Neuer se retira de la final de Copa para cuidar su Mundial
Manuel Neuer ha decidido frenar justo antes de la línea de meta. Su recuperación avanza bien, pero el riesgo, aunque sea mínimo, sigue ahí. A sus 40 años, el portero alemán ha optado por no tentar a la suerte en la final de la DFB-Pokal, con el Mundial en el horizonte y la expectativa de recuperar el puesto de guardameta titular de Alemania.
La portería, por tanto, volverá a ser para Jonas Urbig. El joven de 22 años repetirá como titular en la final y firmará su vigésimo partido de la temporada. No será uno más. Es, con diferencia, el mayor escaparate de su carrera hasta ahora. Bajo los focos, con un título en juego y el peso de sustituir a una leyenda.
En la lista de Vincent Kompany también aparecen Sven Ulreich y Jannis Bärtl, completando un grupo de porteros que mezcla veteranía, oficio y una oportunidad enorme para un suplente que se ve, de repente, en el centro del escenario.

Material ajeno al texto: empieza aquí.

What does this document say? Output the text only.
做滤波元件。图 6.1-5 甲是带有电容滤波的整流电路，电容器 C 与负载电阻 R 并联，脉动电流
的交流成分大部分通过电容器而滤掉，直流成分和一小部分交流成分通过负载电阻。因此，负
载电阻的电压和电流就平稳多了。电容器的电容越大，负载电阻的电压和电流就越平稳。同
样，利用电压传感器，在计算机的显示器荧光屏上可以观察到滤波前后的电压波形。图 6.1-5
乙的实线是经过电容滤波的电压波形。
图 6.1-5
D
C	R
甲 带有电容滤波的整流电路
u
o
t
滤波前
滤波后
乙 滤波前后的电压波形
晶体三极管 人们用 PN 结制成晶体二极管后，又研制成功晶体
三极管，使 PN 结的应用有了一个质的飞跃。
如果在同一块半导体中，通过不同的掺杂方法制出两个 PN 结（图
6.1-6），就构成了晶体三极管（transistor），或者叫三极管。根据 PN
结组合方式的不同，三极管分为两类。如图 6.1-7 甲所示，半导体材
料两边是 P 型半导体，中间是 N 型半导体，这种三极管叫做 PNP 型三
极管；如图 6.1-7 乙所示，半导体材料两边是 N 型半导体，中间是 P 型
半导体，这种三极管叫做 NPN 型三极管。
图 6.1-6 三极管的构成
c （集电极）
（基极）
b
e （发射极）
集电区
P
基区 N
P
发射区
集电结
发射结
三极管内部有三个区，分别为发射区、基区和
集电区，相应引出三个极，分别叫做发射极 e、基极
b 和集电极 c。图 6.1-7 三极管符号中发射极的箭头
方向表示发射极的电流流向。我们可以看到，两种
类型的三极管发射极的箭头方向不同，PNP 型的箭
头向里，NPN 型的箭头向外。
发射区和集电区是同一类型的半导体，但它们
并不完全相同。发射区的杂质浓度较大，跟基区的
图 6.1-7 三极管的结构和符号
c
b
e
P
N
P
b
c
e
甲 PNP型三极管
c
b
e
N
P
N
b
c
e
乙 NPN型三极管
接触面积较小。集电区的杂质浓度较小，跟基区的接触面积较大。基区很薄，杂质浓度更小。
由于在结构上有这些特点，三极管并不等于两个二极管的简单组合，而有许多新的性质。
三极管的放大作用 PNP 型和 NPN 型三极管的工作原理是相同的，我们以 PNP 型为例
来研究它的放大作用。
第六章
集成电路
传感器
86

El contexto de la decisión de Neuer explica el cuidado extremo. El capitán ya se había perdido tramos de la temporada en diciembre, febrero y marzo por roturas de fibras musculares. El pasado sábado, en el 5–1 frente a 1. FC Köln en la última jornada de Bundesliga, saltaron de nuevo las alarmas: fue sustituido por molestias en la pantorrilla. Precaución, se dijo entonces. Hoy esa prudencia se convierte en renuncia a una final.
La paradoja es que, apenas un día antes de aquel partido, Neuer había firmado la ampliación de su contrato hasta 2027. Compromiso a largo plazo con su club, pero con la mirada puesta en un objetivo inmediato: el Mundial en Norteamérica, para el que Julian Nagelsmann ya lo ha incluido en la convocatoria de la selección alemana.
La DFB arrancará su preparación el miércoles en Herzogenaurach. Neuer estará allí, pero no estará en el césped de la final de Copa. El mensaje desde la dirección deportiva es claro.
“El Mundial no corre peligro, pero no puede jugar mañana”, explicó el director deportivo Max Eberl a Bild. “Es simplemente demasiado pronto después de la lesión del sábado. No tiene sentido arriesgar una lesión mayor alineándolo en la final de Copa. Tomamos esta decisión juntos, aunque haya sido duro para Manu perderse la final”.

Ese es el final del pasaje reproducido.